Manado News 2007
When we visited Manado again in the end of 2006, we hardly recognized the capital of North Sulawesi. Since our last visit in spring of the same year the face of the city has changed a lot. You can find posters with the slogan "Manado Kota Pariwisata Dunia 2010" everywhere, meaning that the city wants to become a world-famous tourist destination until the year 2010. And this aim is obviously pursued with vigour.
Many things have improved in that way. Thus the whole city has clearly become cleaner and the chaotic traffic has been channelled a bit more orderly through a new one-way street system.
On the other hand Manado is increasingly losing its charm, which we learned to appreciate very much on our previous visits. The municipal authority is trying hard to drive the small traders in their stands covered with blue plastic tarpaulin out of the streets. Formerly there was a busy hustle and bustle in the whole harbour grounds, now all you can see is empty area. Some of the small stands have found a place in a big covered area next to the harbour, others have just disappeared.

... 2006 ...

... 2007 ...
In the evening a good many travelling hawkers still try to put up their provisional stands on a streetcorner. However, when the police comes along, the small sheds are dismantled in an instant and disappear in the nightly crowd along with their owners.
In contrast to that more and more bigger and bigger shopping centres are built overnight. From international cuisine, fast food restaurants and fashion boutiques to the most modern internet cafes you can truly find almost everything in these places, what you expect in a Central European shopping mall as well. Some things are distinctly cheaper than here, but many things are relatively expensive even in our opinion.
Was has surprised us most of all: Not the tourists are shopping there, but an obviously very prosperous Indonesian middle class. A pizza for converted four Euro per person - not a problem for some family of four.
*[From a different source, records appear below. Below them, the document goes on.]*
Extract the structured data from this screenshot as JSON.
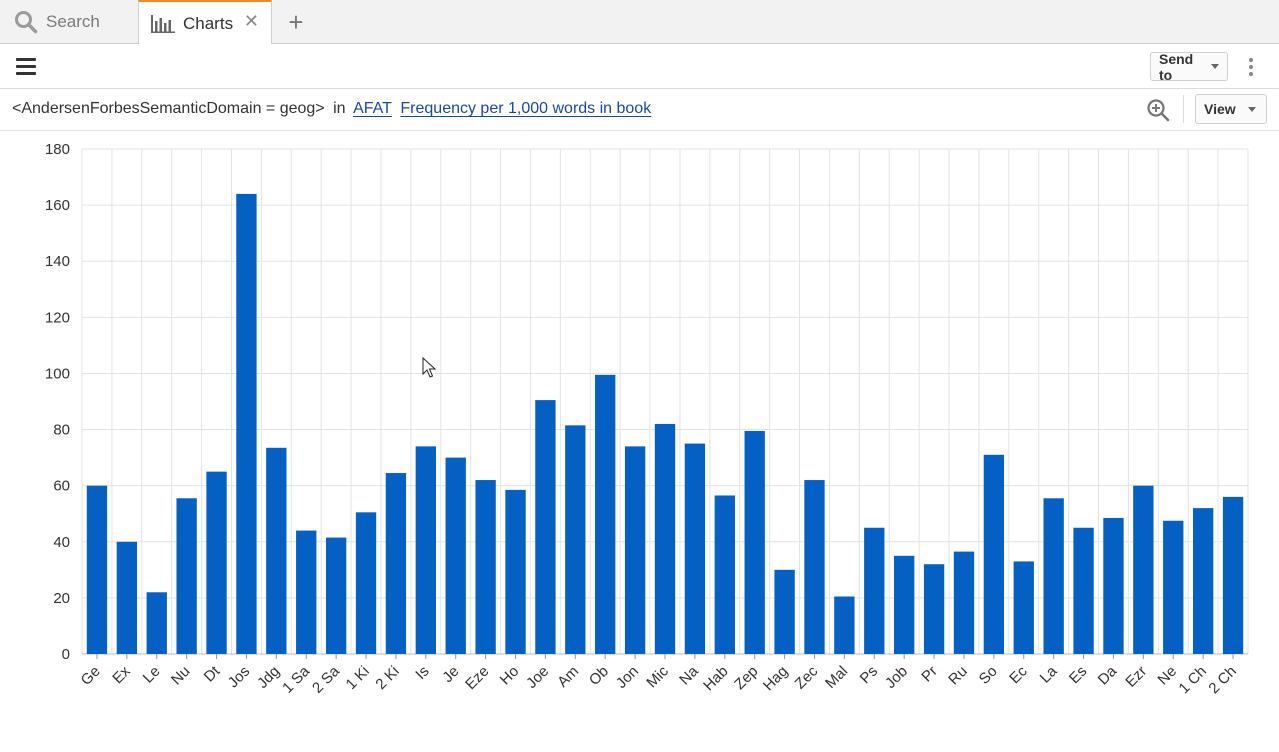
{
  "tabs": {
    "search": {
      "label": "Search",
      "icon": "search-icon"
    },
    "charts": {
      "label": "Charts",
      "icon": "bar-chart-icon",
      "close": "✕"
    },
    "add": "+"
  },
  "toolbar": {
    "send_to": "Send to"
  },
  "query": {
    "expression": "<AndersenForbesSemanticDomain = geog>",
    "in": "in",
    "corpus": "AFAT",
    "measure": "Frequency per 1,000 words in book"
  },
  "view": {
    "label": "View"
  },
  "colors": {
    "bar": "#0560c4",
    "grid": "#e3e3e3",
    "tab_accent": "#f08a24",
    "link": "#1a4a9c"
  },
  "chart_data": {
    "type": "bar",
    "categories": [
      "Ge",
      "Ex",
      "Le",
      "Nu",
      "Dt",
      "Jos",
      "Jdg",
      "1 Sa",
      "2 Sa",
      "1 Ki",
      "2 Ki",
      "Is",
      "Je",
      "Eze",
      "Ho",
      "Joe",
      "Am",
      "Ob",
      "Jon",
      "Mic",
      "Na",
      "Hab",
      "Zep",
      "Hag",
      "Zec",
      "Mal",
      "Ps",
      "Job",
      "Pr",
      "Ru",
      "So",
      "Ec",
      "La",
      "Es",
      "Da",
      "Ezr",
      "Ne",
      "1 Ch",
      "2 Ch"
    ],
    "values": [
      60,
      40,
      22,
      55.5,
      65,
      164,
      73.5,
      44,
      41.5,
      50.5,
      64.5,
      74,
      70,
      62,
      58.5,
      90.5,
      81.5,
      99.5,
      74,
      82,
      75,
      56.5,
      79.5,
      30,
      62,
      20.5,
      45,
      35,
      32,
      36.5,
      71,
      33,
      55.5,
      45,
      48.5,
      60,
      47.5,
      52,
      56
    ],
    "title": "",
    "xlabel": "",
    "ylabel": "",
    "ylim": [
      0,
      180
    ],
    "yticks": [
      0,
      20,
      40,
      60,
      80,
      100,
      120,
      140,
      160,
      180
    ],
    "grid": true,
    "legend": "none"
  }
}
Imported (!) apples for converted two Euro per kilogram find their purchasers as well. And all that in a region, where a skilled manual worker in the countryside earns about five Euro per day, with which he mostly has to maintain a big family.
The gap between the poor and the rich is obviously widening more and more here as well. Many families earn good money in tourism, with huge estates or in trading, whereas in the northeast, for example, a lot of people without any future prospects invest their minimal income in alcohol to drown their frustration.
After extensive expropriations back in times of Soeharto many do not own more than those few square meters of land, which are covered by their - in many cases uncompleted - houses. To little, to be self-sufficient with at least a bit of cultivation of fruits and vegetables.
Whereas in the capital some families can afford to send their children to expensive schools abroad, the pupils in the remote countryside study in dilapidated school buildings with scanty documents and teaching materials.
However much Manado tries to become a tourist city which needs not shy away from international comparison within the next three years, so little the tourists seem to estimate this effort. If you ramble through the streets as a tourist, hang around in shops and restaurants - mostly you will be the only "white face" around. Most of the "bule" hardly see anything of the city, but are immediately after their arrival at the airport bundled off to the various resorts on the coasts or offshore islands.
Whether this will change until 2010, when Manado has won a place among the world-famous tourist cities?